Jared and his father return, an eight-point buck slung in the back of the red pickup truck. You and Jared have fucked in the cab of this truck, parked in the cemetery and behind the Legion and sometimes, when your curfew is near, on the side of the road. He turns you over, pressing your face into the vinyl seat. He drives you home, one hand on the wheel, the other hand holding yours.
Jared and his father flip the tailgate down and pull the deer out and you stare at its glorious antlers, its smooth coat of fur and the small hole in its shoulder. Blood is matted to its body and smeared inside the truck bed. You expected more. Jared’s mother gets her camera and the men pose with the deer, holding it up by the antlers. She hands the camera to you and says it’s your turn. You hold the camera close to your eye. The deer’s tongue hangs out the side of its mouth. Jared and his father pose it like some kind of doll, cocking its head and limbs.

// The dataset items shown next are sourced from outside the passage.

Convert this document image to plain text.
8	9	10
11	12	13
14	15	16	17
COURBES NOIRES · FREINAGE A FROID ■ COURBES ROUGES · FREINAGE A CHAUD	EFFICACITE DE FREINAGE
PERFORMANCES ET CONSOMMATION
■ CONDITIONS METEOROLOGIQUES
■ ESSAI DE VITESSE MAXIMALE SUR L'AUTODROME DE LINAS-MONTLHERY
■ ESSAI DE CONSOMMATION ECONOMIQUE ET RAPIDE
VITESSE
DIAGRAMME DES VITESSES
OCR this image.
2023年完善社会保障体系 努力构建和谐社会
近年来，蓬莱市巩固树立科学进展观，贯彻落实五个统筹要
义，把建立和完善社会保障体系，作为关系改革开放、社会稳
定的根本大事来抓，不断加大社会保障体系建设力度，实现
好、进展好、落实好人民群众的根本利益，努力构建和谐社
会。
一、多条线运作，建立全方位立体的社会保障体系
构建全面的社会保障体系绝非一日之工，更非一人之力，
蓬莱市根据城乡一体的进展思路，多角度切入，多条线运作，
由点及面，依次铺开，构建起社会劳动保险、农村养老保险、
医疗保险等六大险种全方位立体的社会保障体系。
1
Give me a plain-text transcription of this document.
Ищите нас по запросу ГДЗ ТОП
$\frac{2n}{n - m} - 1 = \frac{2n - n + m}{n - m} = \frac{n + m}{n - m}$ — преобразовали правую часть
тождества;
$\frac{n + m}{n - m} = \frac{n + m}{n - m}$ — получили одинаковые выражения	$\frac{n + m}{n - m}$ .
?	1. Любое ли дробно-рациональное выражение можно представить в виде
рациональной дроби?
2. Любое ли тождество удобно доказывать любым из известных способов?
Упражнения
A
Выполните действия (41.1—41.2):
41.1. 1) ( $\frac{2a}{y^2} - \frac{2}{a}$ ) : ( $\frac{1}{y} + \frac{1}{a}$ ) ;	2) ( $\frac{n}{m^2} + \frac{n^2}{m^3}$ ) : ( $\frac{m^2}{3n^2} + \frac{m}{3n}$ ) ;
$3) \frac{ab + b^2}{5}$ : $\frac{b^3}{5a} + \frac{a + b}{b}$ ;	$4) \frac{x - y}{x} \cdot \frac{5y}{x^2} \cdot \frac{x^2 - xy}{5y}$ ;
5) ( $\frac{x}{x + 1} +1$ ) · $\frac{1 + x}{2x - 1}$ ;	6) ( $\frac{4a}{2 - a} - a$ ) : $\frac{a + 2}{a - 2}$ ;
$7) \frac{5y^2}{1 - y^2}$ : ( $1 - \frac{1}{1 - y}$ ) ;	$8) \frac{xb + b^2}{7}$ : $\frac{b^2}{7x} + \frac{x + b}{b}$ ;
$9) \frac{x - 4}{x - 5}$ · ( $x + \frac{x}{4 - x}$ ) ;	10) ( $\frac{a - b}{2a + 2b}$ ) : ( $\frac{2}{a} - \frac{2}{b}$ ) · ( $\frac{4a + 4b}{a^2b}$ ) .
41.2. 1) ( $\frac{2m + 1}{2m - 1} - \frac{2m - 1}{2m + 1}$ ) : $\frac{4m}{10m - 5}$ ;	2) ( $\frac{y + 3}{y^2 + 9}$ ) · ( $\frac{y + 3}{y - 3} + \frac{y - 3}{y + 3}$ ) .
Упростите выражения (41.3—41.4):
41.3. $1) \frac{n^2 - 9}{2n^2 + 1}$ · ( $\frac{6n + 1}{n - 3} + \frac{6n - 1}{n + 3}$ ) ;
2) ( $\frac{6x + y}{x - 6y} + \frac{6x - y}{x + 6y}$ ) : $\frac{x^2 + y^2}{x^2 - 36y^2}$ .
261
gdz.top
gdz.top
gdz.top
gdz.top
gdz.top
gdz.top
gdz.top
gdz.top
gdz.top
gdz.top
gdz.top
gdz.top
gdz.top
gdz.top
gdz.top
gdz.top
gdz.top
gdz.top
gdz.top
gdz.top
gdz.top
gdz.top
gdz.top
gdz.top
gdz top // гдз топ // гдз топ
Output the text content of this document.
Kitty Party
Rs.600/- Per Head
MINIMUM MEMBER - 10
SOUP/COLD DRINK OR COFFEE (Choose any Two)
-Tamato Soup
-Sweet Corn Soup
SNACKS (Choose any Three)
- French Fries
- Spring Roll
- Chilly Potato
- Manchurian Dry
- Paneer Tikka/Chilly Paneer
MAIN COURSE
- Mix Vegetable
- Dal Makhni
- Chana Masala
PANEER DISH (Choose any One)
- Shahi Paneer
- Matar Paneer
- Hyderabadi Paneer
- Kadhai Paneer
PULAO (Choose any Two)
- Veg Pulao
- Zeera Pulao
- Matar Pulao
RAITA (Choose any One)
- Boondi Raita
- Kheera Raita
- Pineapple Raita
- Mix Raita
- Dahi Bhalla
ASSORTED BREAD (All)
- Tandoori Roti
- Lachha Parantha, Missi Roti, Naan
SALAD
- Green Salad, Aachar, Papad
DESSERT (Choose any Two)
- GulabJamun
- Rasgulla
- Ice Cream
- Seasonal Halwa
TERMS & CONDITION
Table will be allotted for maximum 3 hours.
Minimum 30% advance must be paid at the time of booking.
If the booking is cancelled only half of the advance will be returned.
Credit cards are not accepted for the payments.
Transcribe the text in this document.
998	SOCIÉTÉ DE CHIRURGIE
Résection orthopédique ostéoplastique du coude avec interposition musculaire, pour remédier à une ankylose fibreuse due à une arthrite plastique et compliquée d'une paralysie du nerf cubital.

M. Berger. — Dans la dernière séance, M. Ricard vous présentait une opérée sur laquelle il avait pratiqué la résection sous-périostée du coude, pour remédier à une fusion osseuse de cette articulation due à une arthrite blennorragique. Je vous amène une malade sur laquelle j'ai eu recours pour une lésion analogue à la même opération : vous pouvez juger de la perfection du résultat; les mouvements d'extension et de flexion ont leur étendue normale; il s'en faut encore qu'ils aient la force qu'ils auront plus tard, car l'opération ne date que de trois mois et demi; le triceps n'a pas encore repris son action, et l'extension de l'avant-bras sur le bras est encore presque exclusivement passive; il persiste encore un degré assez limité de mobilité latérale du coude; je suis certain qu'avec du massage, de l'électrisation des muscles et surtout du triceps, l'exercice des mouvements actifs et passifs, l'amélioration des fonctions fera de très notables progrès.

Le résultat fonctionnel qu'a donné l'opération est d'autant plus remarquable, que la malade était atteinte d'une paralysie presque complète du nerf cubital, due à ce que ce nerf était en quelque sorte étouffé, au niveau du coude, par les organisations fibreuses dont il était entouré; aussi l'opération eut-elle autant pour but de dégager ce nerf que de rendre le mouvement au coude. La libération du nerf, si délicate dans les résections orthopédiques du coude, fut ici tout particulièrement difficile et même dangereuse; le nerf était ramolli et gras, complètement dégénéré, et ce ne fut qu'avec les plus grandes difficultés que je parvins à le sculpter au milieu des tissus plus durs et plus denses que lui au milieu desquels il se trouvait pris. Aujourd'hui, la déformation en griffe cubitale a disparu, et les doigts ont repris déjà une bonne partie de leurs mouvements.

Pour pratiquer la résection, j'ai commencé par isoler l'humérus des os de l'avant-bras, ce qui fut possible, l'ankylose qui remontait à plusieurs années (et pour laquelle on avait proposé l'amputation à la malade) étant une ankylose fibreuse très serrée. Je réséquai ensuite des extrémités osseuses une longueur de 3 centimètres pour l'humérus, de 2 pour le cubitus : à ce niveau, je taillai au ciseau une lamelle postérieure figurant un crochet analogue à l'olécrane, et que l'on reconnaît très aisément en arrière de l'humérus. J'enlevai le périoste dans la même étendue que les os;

His mother steps into the frame. She tucks the deer’s tongue inside its mouth and wraps her arms around each of her men. Jared makes a thumbs-up sign and you take the shot, slightly out of focus. Then Jared and his father drag the buck to the garage where they hang it upside down by its feet. The deer has been cut and gutted, the area that used to safely house its heart and lungs and stomach now hollowed out. Jared says you should call it field dressing. You wonder what will happen to those organs they left out in the woods.
You think maybe the deer will blink its eyes and thrash its body, loosen itself from the hook. Jared tells you to stop being such a spoilsport and you say you’re sorry. Can’t you see how much this moment means to Jared and his parents? Don’t you want to be a Baker woman? One day you will make the casserole and build the fire. One day you will wrap venison in butcher paper and stock the freezer. One day you will say to a girl: this is how it’s done. You will go to the woods to find the missing organs, scoop them up in your hands and eat them raw. You will emerge from the woods bloodied and victorious.